Dr. Ousman Gajigo
It has been almost three weeks since the government starting enforcing an additional import duty on bagged imported cement. The predictable consequences for this misguided policy are now beginning to affect the general public.
For those not closely following the relevant events, the Barrow government decided to re-impose import duties on bagged cement. This duty was originally introduced by President Jammeh but were repealed in April 2017. Then, all of a sudden, the government decided to re-impose them on 1 January 2019. The government’s stated reason for this new policy is to help the “local cement industry”. Unfortunately, this was demonstrably false, and it showed a complete disregard for the welfare of Gambians.
The actual truth is that there is no local cement industry in The Gambia. This is a false narrative that is being pushed by bulk cement importers to give the image that they carry out processing when in fact they do no such thing. Every single grain of cement in the country is imported. What the new import duty did was to present the giant importers that bring in foreign cement in bulk a huge favor at the expense of small-scale importers. The government shamelessly continued to push the line that this Jammeh-era import duty was to protect an industry that in fact does not exist.
Now, the casualties of this policy, which is ordinary Gambians and the construction industry, are beginning to acutely feel the pain. Immediately after the imposition of the import duty, the price of a 50kg bag of cement went from about D215 in North Bank Region to about D280. This is a significant increase in a region of the country that is largely rural and poor. In the Kombos, the price has now exceeded D290.

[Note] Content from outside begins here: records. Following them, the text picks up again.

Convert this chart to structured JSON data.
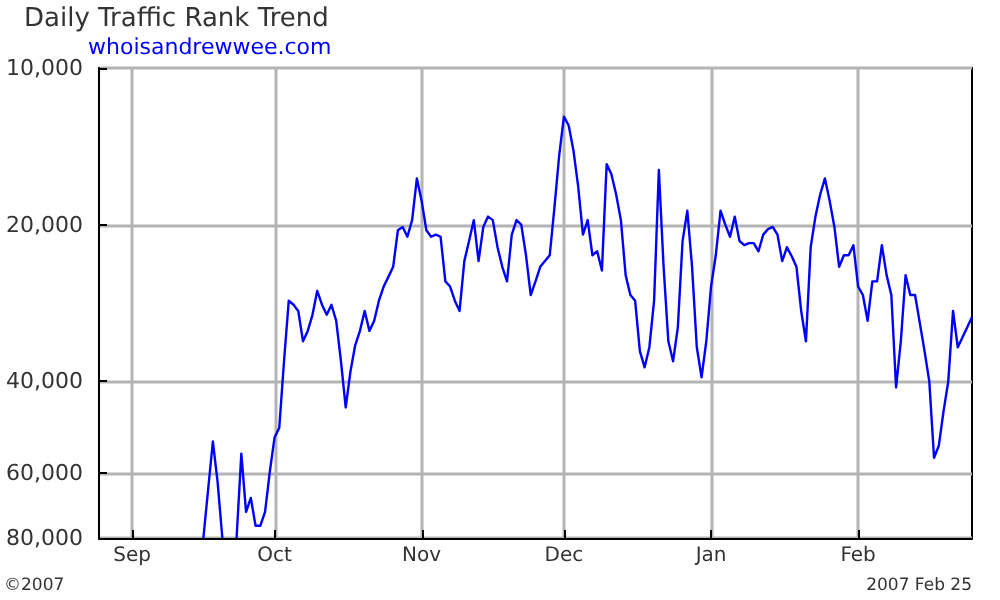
{
  "chart_data": {
    "type": "line",
    "title": "Daily Traffic Rank Trend",
    "subtitle": "whoisandrewwee.com",
    "annotations": [
      "©2007",
      "2007 Feb 25"
    ],
    "x": [
      "2006-09-16",
      "2006-09-18",
      "2006-09-19",
      "2006-09-20",
      "2006-09-21",
      "2006-09-23",
      "2006-09-24",
      "2006-09-25",
      "2006-09-26",
      "2006-09-27",
      "2006-09-28",
      "2006-09-29",
      "2006-09-30",
      "2006-10-01",
      "2006-10-02",
      "2006-10-03",
      "2006-10-04",
      "2006-10-05",
      "2006-10-06",
      "2006-10-07",
      "2006-10-08",
      "2006-10-09",
      "2006-10-10",
      "2006-10-11",
      "2006-10-12",
      "2006-10-13",
      "2006-10-14",
      "2006-10-15",
      "2006-10-16",
      "2006-10-17",
      "2006-10-18",
      "2006-10-19",
      "2006-10-20",
      "2006-10-21",
      "2006-10-22",
      "2006-10-23",
      "2006-10-24",
      "2006-10-25",
      "2006-10-26",
      "2006-10-27",
      "2006-10-28",
      "2006-10-29",
      "2006-10-30",
      "2006-10-31",
      "2006-11-01",
      "2006-11-02",
      "2006-11-03",
      "2006-11-04",
      "2006-11-05",
      "2006-11-06",
      "2006-11-07",
      "2006-11-08",
      "2006-11-09",
      "2006-11-10",
      "2006-11-11",
      "2006-11-12",
      "2006-11-13",
      "2006-11-14",
      "2006-11-15",
      "2006-11-16",
      "2006-11-17",
      "2006-11-18",
      "2006-11-19",
      "2006-11-20",
      "2006-11-21",
      "2006-11-22",
      "2006-11-23",
      "2006-11-24",
      "2006-11-25",
      "2006-11-26",
      "2006-11-28",
      "2006-11-29",
      "2006-11-30",
      "2006-12-01",
      "2006-12-02",
      "2006-12-03",
      "2006-12-04",
      "2006-12-05",
      "2006-12-06",
      "2006-12-07",
      "2006-12-08",
      "2006-12-09",
      "2006-12-10",
      "2006-12-11",
      "2006-12-12",
      "2006-12-13",
      "2006-12-14",
      "2006-12-15",
      "2006-12-16",
      "2006-12-17",
      "2006-12-18",
      "2006-12-19",
      "2006-12-20",
      "2006-12-21",
      "2006-12-22",
      "2006-12-23",
      "2006-12-24",
      "2006-12-25",
      "2006-12-26",
      "2006-12-27",
      "2006-12-28",
      "2006-12-29",
      "2006-12-30",
      "2006-12-31",
      "2007-01-01",
      "2007-01-02",
      "2007-01-03",
      "2007-01-04",
      "2007-01-05",
      "2007-01-06",
      "2007-01-07",
      "2007-01-08",
      "2007-01-09",
      "2007-01-10",
      "2007-01-11",
      "2007-01-12",
      "2007-01-13",
      "2007-01-14",
      "2007-01-15",
      "2007-01-16",
      "2007-01-17",
      "2007-01-18",
      "2007-01-19",
      "2007-01-20",
      "2007-01-21",
      "2007-01-22",
      "2007-01-23",
      "2007-01-24",
      "2007-01-25",
      "2007-01-26",
      "2007-01-27",
      "2007-01-28",
      "2007-01-29",
      "2007-01-30",
      "2007-01-31",
      "2007-02-01",
      "2007-02-02",
      "2007-02-03",
      "2007-02-04",
      "2007-02-05",
      "2007-02-06",
      "2007-02-07",
      "2007-02-08",
      "2007-02-09",
      "2007-02-10",
      "2007-02-11",
      "2007-02-12",
      "2007-02-13",
      "2007-02-15",
      "2007-02-16",
      "2007-02-17",
      "2007-02-18",
      "2007-02-19",
      "2007-02-20",
      "2007-02-21",
      "2007-02-22",
      "2007-02-23",
      "2007-02-24",
      "2007-02-25"
    ],
    "series": [
      {
        "color": "#0000ff",
        "values": [
          80000,
          52200,
          62400,
          80000,
          null,
          80000,
          55100,
          71300,
          67000,
          75800,
          75800,
          71300,
          59700,
          51300,
          49100,
          36600,
          28000,
          28500,
          29300,
          33500,
          32000,
          29800,
          26800,
          28500,
          29800,
          28500,
          30600,
          36600,
          44900,
          38300,
          34100,
          32000,
          29300,
          32000,
          30600,
          28000,
          26300,
          25200,
          24100,
          20500,
          20200,
          21100,
          19600,
          16300,
          18000,
          20500,
          21100,
          20900,
          21100,
          25700,
          26300,
          28000,
          29300,
          23500,
          21500,
          19600,
          23500,
          20200,
          19300,
          19600,
          22100,
          24100,
          25700,
          20900,
          19600,
          20000,
          22900,
          27300,
          25700,
          24100,
          22900,
          18500,
          14700,
          12400,
          12900,
          14400,
          16900,
          20900,
          19600,
          22900,
          22500,
          24500,
          15300,
          16000,
          17500,
          19600,
          25000,
          27300,
          28000,
          35000,
          37600,
          34400,
          28000,
          15700,
          24100,
          33500,
          36600,
          31500,
          21500,
          18800,
          24100,
          34400,
          39300,
          33500,
          26300,
          22900,
          18800,
          20000,
          21100,
          19300,
          21500,
          21900,
          21700,
          21700,
          22500,
          20900,
          20400,
          20200,
          20900,
          23500,
          22100,
          23000,
          24100,
          29300,
          33500,
          22100,
          19300,
          17500,
          16300,
          18000,
          20200,
          24100,
          22900,
          22900,
          21900,
          26300,
          27300,
          30600,
          25700,
          25700,
          21900,
          25000,
          27300,
          41100,
          33500,
          25000,
          27300,
          27300,
          35000,
          40000,
          56100,
          53200,
          45700,
          40000,
          29300,
          34400,
          32900,
          31500,
          30100
        ]
      }
    ],
    "xlim": [
      "2006-08-25",
      "2007-02-25"
    ],
    "xticks": [
      {
        "value": "2006-09-01",
        "label": "Sep"
      },
      {
        "value": "2006-10-01",
        "label": "Oct"
      },
      {
        "value": "2006-11-01",
        "label": "Nov"
      },
      {
        "value": "2006-12-01",
        "label": "Dec"
      },
      {
        "value": "2007-01-01",
        "label": "Jan"
      },
      {
        "value": "2007-02-01",
        "label": "Feb"
      }
    ],
    "ylim": [
      80000,
      10000
    ],
    "yticks": [
      {
        "value": 10000,
        "label": "10,000"
      },
      {
        "value": 20000,
        "label": "20,000"
      },
      {
        "value": 40000,
        "label": "40,000"
      },
      {
        "value": 60000,
        "label": "60,000"
      },
      {
        "value": 80000,
        "label": "80,000"
      }
    ],
    "log": "y",
    "grid": true,
    "marker": "none",
    "line_style": "solid"
  }
}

To add insult to injury, a shortage of cement has now occurred. Given a policy that restricts supply, an artificial shortage is not surprising. Before implementing this policy, the government did not even bother to check if the local cement bagging companies actually have access capacity. This level of incompetence or indifference is mind-blowing.
I wouldn’t be surprised if this artificial shortage was foreseen by the few companies that are now benefiting. With this shortage, buyers will now be scrambling to pay for cement at any asking price. The few stores that do have cement will likely hoard their supplies to reap bigger profits in the future.
The few cement bagging companies that are behind this policy must be laughing all the way to the bank. After all, they managed to sell a false narrative to a gullible Ministry of Finance, who in turn easily convinced a clueless president. The lesson here is very obvious. Any given group of wholesalers can get together and lobby the government for dubious policies that will only benefit the few at the expense of the many. What is to stop large vegetable oil wholesalers demanding protection against small-scale importers? What is to stop large-scale sugar importers demanding import duties on small-scale importers that import in smaller quantities? Following the logic of the Ministry of Finance, there is no difference between these groups and cement baggers.
If President Barrow and his government were truly interested in the general welfare, he would have insisted that his officials carry out a proper analysis of the effect of this import duties. A case could have been made for this policy if the gains are greater than the cost. But there is no way any good analysis would show that the shortage and higher price of cement for households and other businesses are even comparable to the gain for three bagging industries that do not perform any processing activities.
I hope both President Barrow and his Minister of Finance will have the courage and the decency to repeat the lie directly to The Gambian people that this new tax is to benefit a “local industry”. Hopefully, by then, they would somehow produce this phantom industry that only exists in their collective imagination.
Ousman Gajigo is an economist. He has held positions with the African Development Bank, the UN, the World Bank and Columbia University. He holds a PhD in development economics. He is currently an international consultant and also runs a farm in The Gambia.